Now, Indian will work on this energy project coming up in Sri Lanka’s north and east. Recently, the Chinese ambassador to Sri Lanka, Qi Zhenhong, expressed Beijing’s displeasure over the scuttling of the project and warned it would send a negative signal to potential foreign investors.
Meanwhile, India and Sri Lanka have also agreed to set up a Maritime Rescue Coordination Centre (MRCC), signalling greater defence sector collaboration with a $6 million Indian grant.
Both the countries also discussed cooperation between its Navy and Coast Guard in patrolling as well as existing hotline between the coast guards.
The related operational issues including cooperation in tracking poaching, prevention of environmental damage due to bottom trawling, addressing grievances of fishermen on either side was also discussed.
Also, the Sri Lankan Navy has entered an agreement with Goa Shipyard Ltd, India for the construction of a Floating Dock with Colombo eyeing to expand its defence ties with India.
According to Sri Lanka Navy, the Floating Dock is a much-needed requirement for the navy, and it will be delivered to Sri Lanka as a grant from India.
It is paramount to annually direct the vessels and boats of the Sri Lanka Navy for underwater maintenance and repairs in order to increase their efficiency for service.
This will also help Sri Lankan Navy to manifest operational prowess by conducting patrols, maritime policing, reconnaissance, surveillance, search and rescue, humanitarian assistance, disaster relief, and pollution control missions.
India will also help develop fisheries harbours in the Northern Province, in addition to supporting schools in the southern Galle district with computer laboratories and smart boards, extending a grant for Sri Lanka’s Unique Digital Identity project.
Further, on Sri Lanka’s long-pending Tamil question, India has welcomed the recent talks between President Gotabaya Rajapaksa and the Tamil National Alliance (TNA), the largest group of legislators elected from the north and east.
The government has assured in the talk to address long-pending Tamil concerns, promising to look into the release of long-detained suspects arrested under Sri Lanka’s widely-criticised terrorism law, land grabs by state agencies, enforced disappearances, 13th Amendment implementation, diaspora investment and development of the north and east.
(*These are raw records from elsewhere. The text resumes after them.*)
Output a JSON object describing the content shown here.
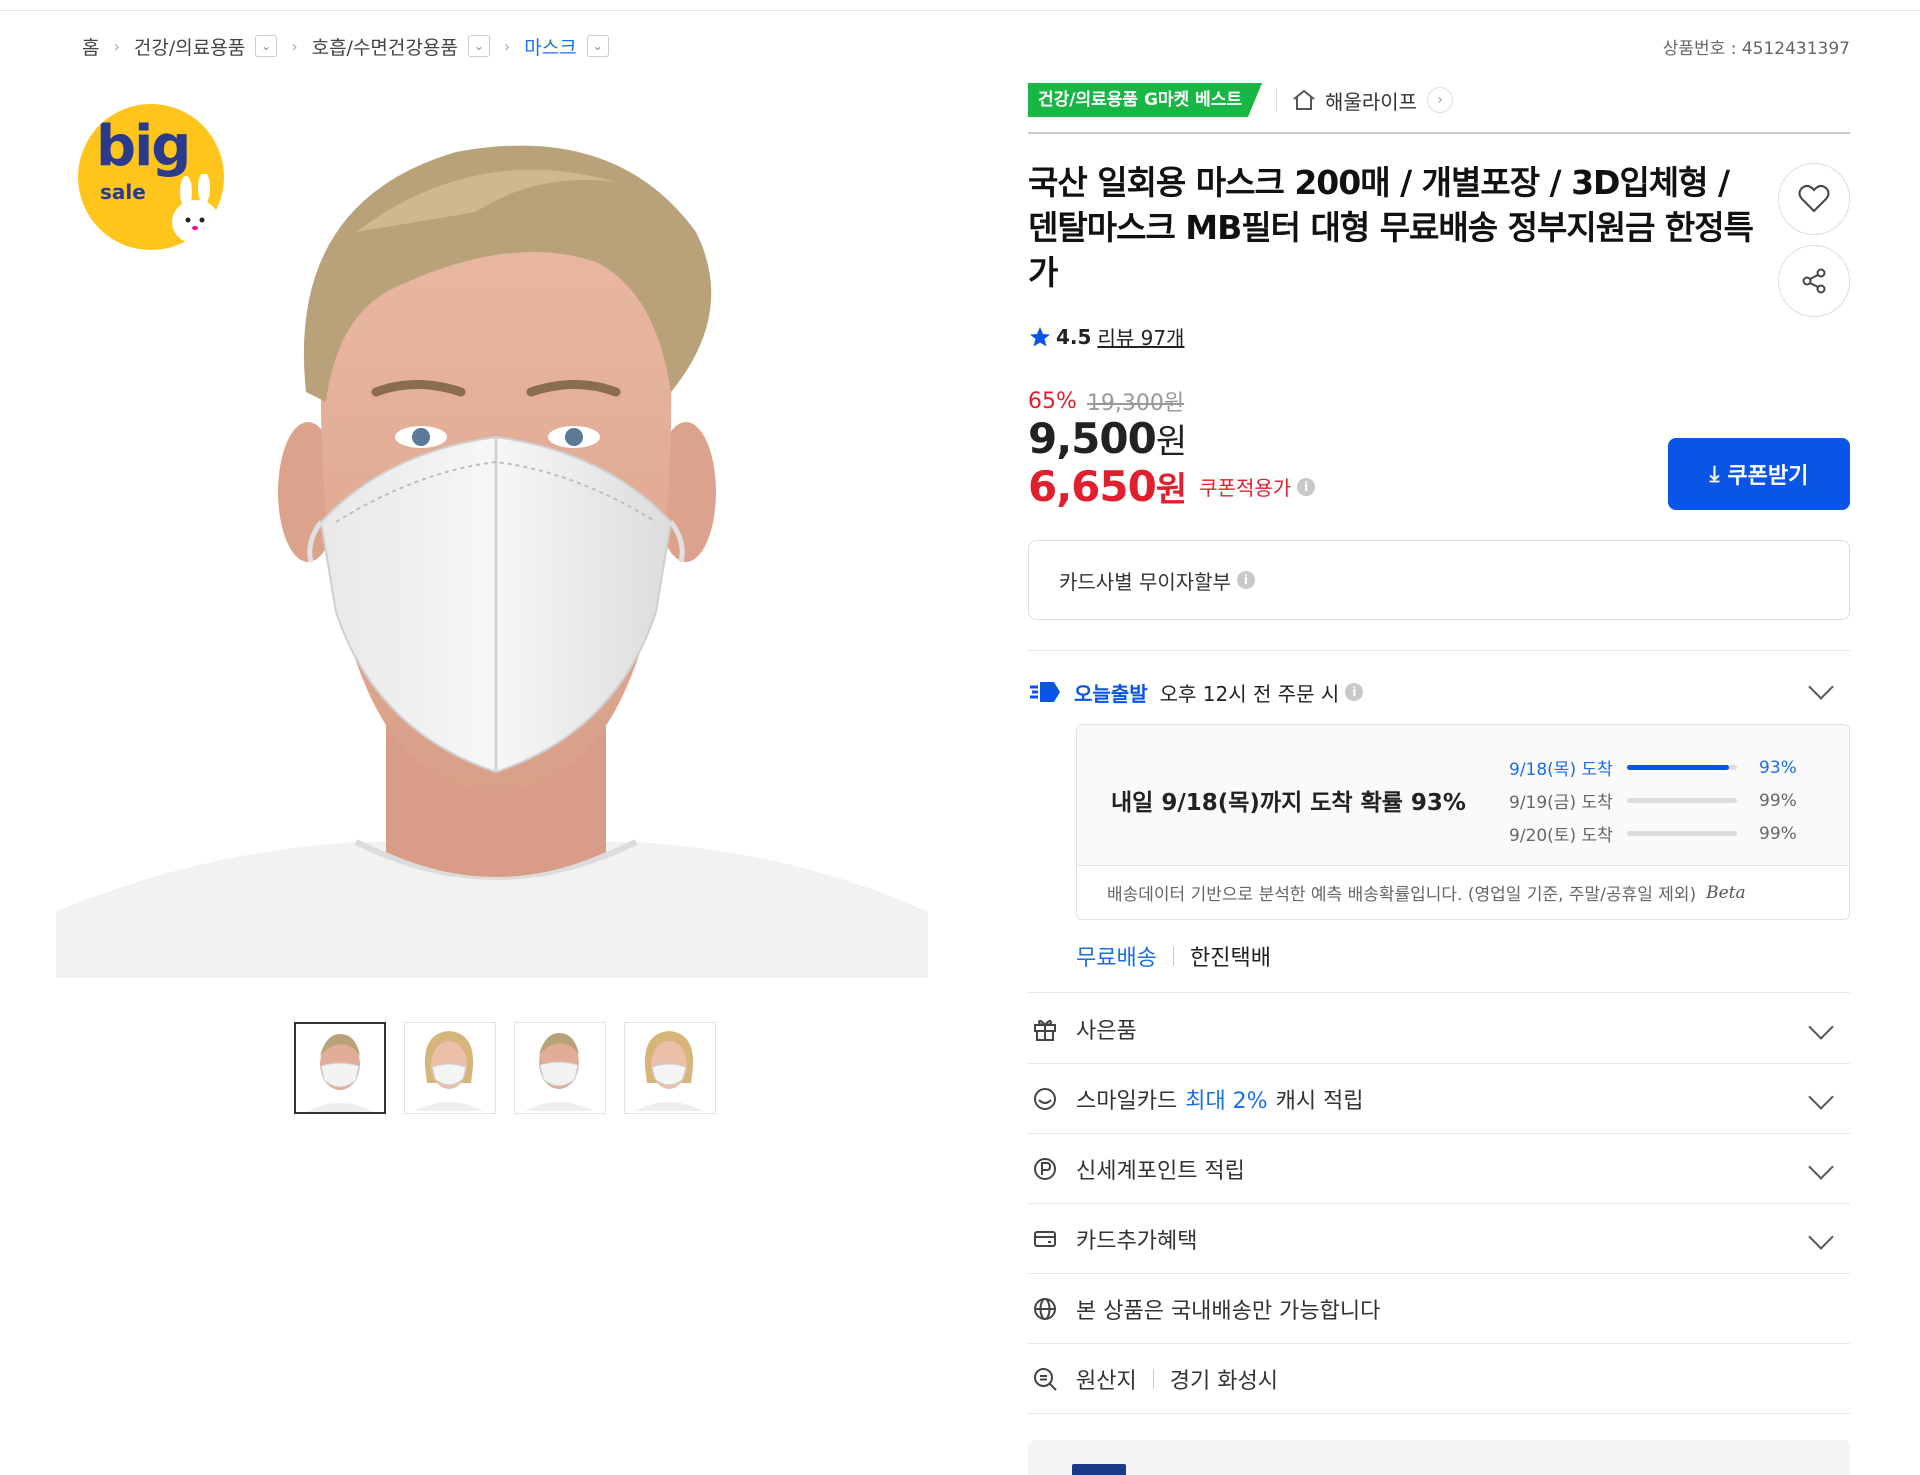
{
  "breadcrumb": {
    "items": [
      {
        "label": "홈"
      },
      {
        "label": "건강/의료용품"
      },
      {
        "label": "호흡/수면건강용품"
      },
      {
        "label": "마스크"
      }
    ]
  },
  "product_number": "상품번호 : 4512431397",
  "promo_badge": {
    "big": "big",
    "sale": "sale"
  },
  "best_badge": "건강/의료용품 G마켓 베스트",
  "store_name": "해울라이프",
  "title": "국산 일회용 마스크 200매 / 개별포장 / 3D입체형 / 덴탈마스크 MB필터 대형 무료배송 정부지원금 한정특가",
  "rating": {
    "score": "4.5",
    "reviews": "리뷰 97개"
  },
  "price": {
    "discount_rate": "65%",
    "original": "19,300원",
    "sale_value": "9,500",
    "coupon_value": "6,650",
    "won": "원",
    "coupon_label": "쿠폰적용가"
  },
  "coupon_button": "쿠폰받기",
  "installment": "카드사별 무이자할부",
  "today_ship": {
    "brand": "오늘출발",
    "condition": "오후 12시 전 주문 시"
  },
  "arrival": {
    "headline": "내일 9/18(목)까지 도착 확률 93%",
    "rows": [
      {
        "date": "9/18(목) 도착",
        "percent": "93%",
        "fraction": 0.93
      },
      {
        "date": "9/19(금) 도착",
        "percent": "99%",
        "fraction": 0.99
      },
      {
        "date": "9/20(토) 도착",
        "percent": "99%",
        "fraction": 0.99
      }
    ],
    "note": "배송데이터 기반으로 분석한 예측 배송확률입니다. (영업일 기준, 주말/공휴일 제외)",
    "beta": "Beta"
  },
  "shipping": {
    "fee": "무료배송",
    "carrier": "한진택배"
  },
  "benefits": {
    "gift": "사은품",
    "smile_prefix": "스마일카드",
    "smile_highlight": "최대 2%",
    "smile_suffix": "캐시 적립",
    "shinsegae": "신세계포인트 적립",
    "card_extra": "카드추가혜택",
    "domestic": "본 상품은 국내배송만 가능합니다",
    "origin_label": "원산지",
    "origin_value": "경기 화성시"
  },
  "colors": {
    "accent": "#0a55e8",
    "price_red": "#e0202e",
    "best_green": "#18b745",
    "promo_yellow": "#ffc51c"
  }
}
However, the government postponed discussing the TNA’s core demand for a political solution through a new constitutional arrangement devolving more powers to the provinces. TNA is looking for the realisation of the Tamil aspirations for equality, justice, peace, and dignity within the framework of a united Sri Lanka.
India’s approach is to help Sri Lanka on humanitarian grounds, exactly the way it extended to the Afghan people and also not let the country fall into the trap of external powers like China.
The Sri Lankan crisis would also impact India’s SAGAR doctrine, Security and Growth for all in the Region,19 which primarily focuses on Sri Lanka and Maldives among other nations which lays stress on maritime security, sustainable development, cooperation among neighbours and economic growth in the Indian Ocean region.
The Sri Lankan crisis also proved that the mega Chinese projects like Hambantota Port, the Colombo Port City project and the Mattala Rajapaksa International Airport have not helped the country’s economy and the people but serving only Chinese interests in the Indian Ocean.
The general masses now realise that the wide criticism of these projects were valid.
India’s image has improved considerably among Sri Lankan who feel that India is a friend indeed.
It’s the right time for Sri Lanka to reset its foreign policy priorities which is more tilted towards China.
Reiterating its commitment to being the immediate responder to the crisis in the subcontinent, India must urge the international community including its QUAD partners to chip on priority basis.